2. Disables local interrupts, saving the previous state of the IF flag.
3. Stores the address of the list pointed to by tasklet_vec[cpu] or tasklet_hi_vec[cpu] in the list local variable.
4. Puts a NULL address in tasklet_vec[cpu] or tasklet_hi_vec[cpu]; thus, the list of scheduled tasklet descriptors is emptied.
5. Enables local interrupts.
6. For each tasklet descriptor in the list pointed to by list:
a. In multiprocessor systems, checks the TASKLET_STATE_RUN flag of the tasklet. If it is set, a tasklet of the same type is already running on another CPU, so the function reinserts the task descriptor in the list pointed to by tasklet_vec[cpu] or tasklet_hi_vec[cpu] and activates the TASKLET_SOFTIRQ or HI_SOFTIRQ softirq again. In this way, execution of the tasklet is deferred until other tasklets of the same type are running on other CPUs.
b. If the TASKLET_STATE_RUN flag is not set, the tasklet is not running on other CPUs. In multiprocessor systems, the function sets the flag so that the tasklet function cannot be executed on other CPUs.
c. Checks whether the tasklet is disabled by looking at the count field of the tasklet descriptor. If it is disabled, it reinserts the task descriptor in the list pointed to by tasklet_vec[cpu] or tasklet_hi_vec[cpu]; then the function activates the TASKLET_SOFTIRQ or HI_SOFTIRQ softirq again.
d. If the tasklet is enabled, clears the TASKLET_STATE_SCHED flag and executes the tasklet function.
Notice that, unless the tasklet function re-activates itself, every tasklet activation triggers at most one execution of the tasklet function.
A bottom half is essentially a high-priority tasklet that cannot be executed concurrently with any other bottom half, even if it is of a different type and on another CPU. The global_bh_lock spin lock is used to ensure that at most one bottom half is running.
Linux uses an array called the bh_base table to group all bottom halves together. It is an array of pointers to bottom halves and can include up to 32 entries, one for each type of bottom half. In practice, Linux uses about half of them; the types are listed in Table 4-9. As you can see from the table, some of the bottom halves are associated with hardware devices that are not necessarily installed in the system or that are specific to platforms besides the IBM PC compatible. But TIMER_BH, TQUEUE_BH, SERIAL_BH, and IMMEDIATE_BH still see widespread use. We describe the TQUEUE_BH and IMMEDIATE_BH bottom half later in this chapter and the TIMER_BH bottom half in Chapter 6.
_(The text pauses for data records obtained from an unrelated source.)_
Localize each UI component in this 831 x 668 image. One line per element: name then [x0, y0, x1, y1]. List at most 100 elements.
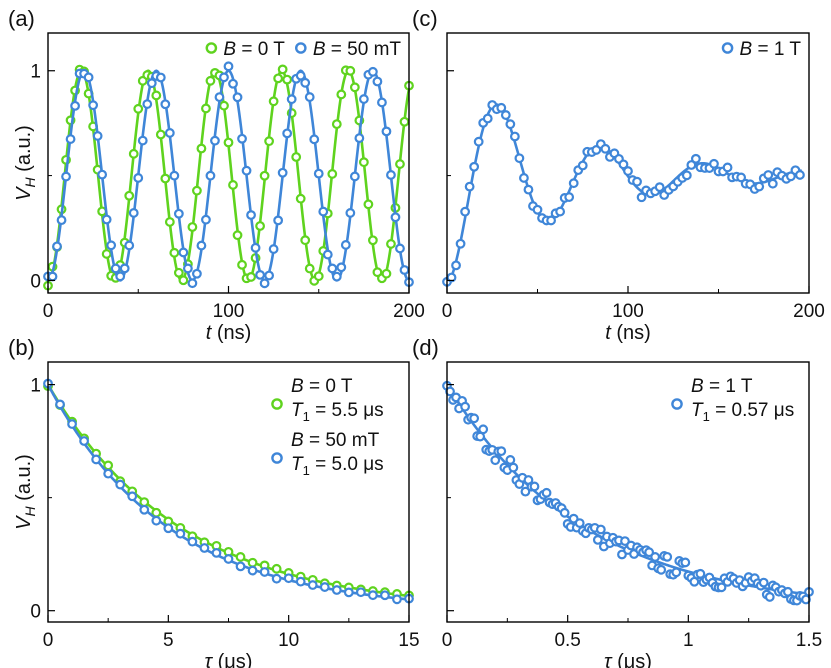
legend-entry-t1: T1 = 5.5 μs	[291, 400, 384, 424]
data-point	[295, 193, 306, 204]
data-point	[473, 136, 484, 147]
data-point	[214, 92, 225, 103]
x-tick-label: 0	[442, 301, 453, 322]
panel-label: (d)	[412, 335, 439, 360]
data-point	[340, 240, 351, 250]
data-point	[228, 180, 238, 190]
data-point	[623, 166, 633, 176]
data-point	[97, 169, 108, 180]
data-point	[455, 238, 466, 249]
data-point	[268, 244, 279, 254]
data-point	[199, 543, 210, 553]
data-point	[541, 487, 552, 498]
data-point	[354, 133, 365, 144]
data-point	[662, 551, 673, 562]
data-point	[327, 263, 338, 274]
data-point	[115, 479, 126, 490]
data-point	[377, 97, 387, 108]
data-point	[786, 171, 796, 182]
data-point	[175, 528, 186, 539]
y-axis-label: VH (a.u.)	[13, 125, 38, 201]
data-point	[247, 565, 258, 576]
data-point	[650, 552, 661, 562]
data-point	[313, 168, 324, 179]
y-tick-label: 1	[30, 376, 41, 397]
data-point	[482, 113, 493, 124]
series-blue-0	[442, 380, 814, 606]
x-tick-label: 0	[442, 630, 453, 651]
data-point	[345, 208, 356, 218]
data-point	[451, 260, 461, 271]
data-point	[722, 162, 733, 173]
data-point	[47, 271, 58, 282]
data-point	[237, 133, 247, 144]
data-point	[331, 119, 342, 130]
data-point	[178, 275, 189, 286]
data-point	[343, 587, 354, 598]
data-point	[496, 102, 507, 113]
data-point	[139, 497, 150, 508]
data-point	[70, 100, 80, 111]
data-point	[574, 518, 585, 528]
data-point	[219, 72, 229, 83]
data-point	[246, 272, 256, 282]
data-point	[259, 170, 270, 181]
legend: B = 50 mT B = 0 T	[205, 39, 401, 60]
data-point	[300, 77, 311, 88]
data-point	[232, 230, 243, 241]
legend: B = 1 T	[721, 39, 801, 60]
data-point	[671, 567, 682, 578]
data-point	[211, 547, 222, 558]
data-point	[695, 568, 706, 579]
data-point	[568, 178, 579, 189]
data-point	[345, 65, 356, 76]
data-point	[201, 214, 211, 225]
series-blue-0	[442, 100, 805, 287]
data-point	[151, 90, 162, 101]
data-point	[271, 573, 282, 584]
data-point	[577, 160, 588, 171]
x-tick-label: 10	[278, 630, 299, 651]
data-point	[460, 206, 471, 217]
data-point	[246, 210, 256, 220]
data-point	[187, 278, 198, 289]
data-point	[490, 455, 501, 466]
data-point	[349, 171, 360, 182]
data-point	[164, 128, 175, 138]
data-point	[386, 170, 396, 180]
data-point	[368, 235, 378, 246]
data-point	[546, 215, 556, 226]
data-point	[250, 242, 261, 253]
data-point	[219, 100, 229, 111]
data-point	[358, 157, 369, 168]
data-point	[101, 214, 112, 225]
data-point	[55, 399, 65, 410]
data-point	[205, 75, 216, 86]
data-point	[237, 259, 247, 270]
data-point	[529, 481, 540, 492]
data-point	[331, 585, 342, 595]
data-point	[399, 265, 410, 275]
data-point	[187, 536, 198, 547]
data-point	[709, 158, 719, 169]
data-point	[390, 212, 401, 223]
data-point	[636, 192, 647, 203]
data-point	[282, 74, 293, 85]
data-point	[277, 167, 288, 178]
data-point	[318, 206, 329, 217]
data-point	[228, 78, 238, 89]
data-point	[241, 165, 252, 176]
panel-b: (b) 0 5 10 15 0 1 τ (μs) VH (a.u.) B = 0 T T1 = 5.…	[8, 335, 420, 668]
legend-entry-t1: T1 = 5.0 μs	[291, 454, 384, 478]
data-point	[277, 64, 288, 75]
data-point	[83, 72, 94, 83]
panel-label: (c)	[412, 6, 438, 31]
data-point	[259, 278, 270, 289]
x-tick-label: 0.5	[554, 630, 580, 651]
legend-marker	[721, 42, 734, 54]
data-point	[500, 110, 511, 120]
data-point	[92, 131, 103, 141]
x-tick-label: 100	[612, 301, 644, 322]
data-point	[763, 170, 774, 180]
legend-marker	[671, 398, 683, 410]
The bh_task_vec array stores 32 tasklet descriptors, one for each bottom half. During kernel initialization, these tasklet descriptors are initialized in the following way:
for (i=0; i<32; ++i)
tasklet_init(bh_task_vec+i, bh_action, i);
As usual, before a bottom half is invoked for the first time, it must be initialized. This is done by invoking init_bh(n, routine), which inserts the routine address as the n th entry of bh_base. Conversely, remove_bh(n) removes the n th bottom half from the table.
Bottom-half activation is done by invoking mark_bh( ). Since bottom halves are high-priority tasklets, mark_bh(n) just reduces to tasklet_hi_schedule(bh_task_vec + n).
The bh_action( ) function is the tasklet function common to all bottom halves. It receives as a parameter the index of the bottom half and performs the following steps:
1. Gets the logical number of the CPU executing the tasklet function.
2. Checks whether the global_bh_lock spin lock has already been acquired. In this case, another CPU is running a bottom half. The function invokes mark_bh( ) to re-activate the bottom half and returns.
3. Otherwise, the function acquires the global_bh_lock spin lock so that no other bottom half can be executed in the system.
4. Checks that the local_irq_count field is set to zero (bottom halves are supposed to be run outside interrupt service routines), and that global interrupts are enabled (see Chapter 5). If one of these cases doesn't hold, the function releases the global_bh_lock spin lock and terminates.
5. Invokes the bottom half function stored in the proper entry of the bh_base array.
6. Releases the global_bh_lock spin lock and returns.
The motivation for introducing deferrable functions is to allow a limited number of functions related to interrupt handling to be executed in a deferred manner. This approach has been stretched in two directions:
· To allow not only a function that services an interrupt, but also a generic kernel function to be executed as a bottom half
· To allow several kernel functions, instead of a single one, to be associated with a bottom half
Groups of functions are represented by task queues, which are lists of tq_struct structures whose fields are shown in Table 4-10.
As we shall see in Chapter 13, I/O device drivers use task queues to require the execution of several related functions when a specific interrupt occurs.
The DECLARE_TASK_QUEUE macro allocates a new task queue, while queue_task( ) inserts a new function in a task queue. The run_task_queue( ) function executes all the functions included in a given task queue.
It's worth mentioning three particular task queues:
· The tq _immediate task queue, run by the IMMEDIATE_BH bottom half, includes kernel functions to be executed together with the standard bottom halves. The kernel invokes mark_bh( ) to activate the IMMEDIATE_BH bottom half whenever a function is added to the tq _immediate task queue. It is executed as soon as do_softirq( ) is invoked.
· The tq _timer task queue is run by the TQUEUE_BH bottom half, which is activated at every timer interrupt. As we'll see in Chapter 6, that means it runs about every 10 ms.
· The tq_context task queue is not associated with a bottom half, but it is run by the keventd kernel thread. The schedule_task( ) function adds a function to the task queue; its execution is deferred until the scheduler selects the keventd kernel thread as the next process to run.
The main advantage of tq_context, with respect to the other task queues based on deferrable functions, is that its functions can freely perform blocking operations. On the other hand, softirqs (and therefore tasklets and bottom halves) are similar to interrupt handlers in that kernel developers cannot make any assumption on the process that will execute the deferrable functions. From a practical point of view, this means that softirqs cannot perform blocking operations like accessing a file, acquiring a semaphore, or sleeping in a wait queue.
The price to pay is that, once scheduled for execution in tq_context, a function might be delayed for quite a long time interval.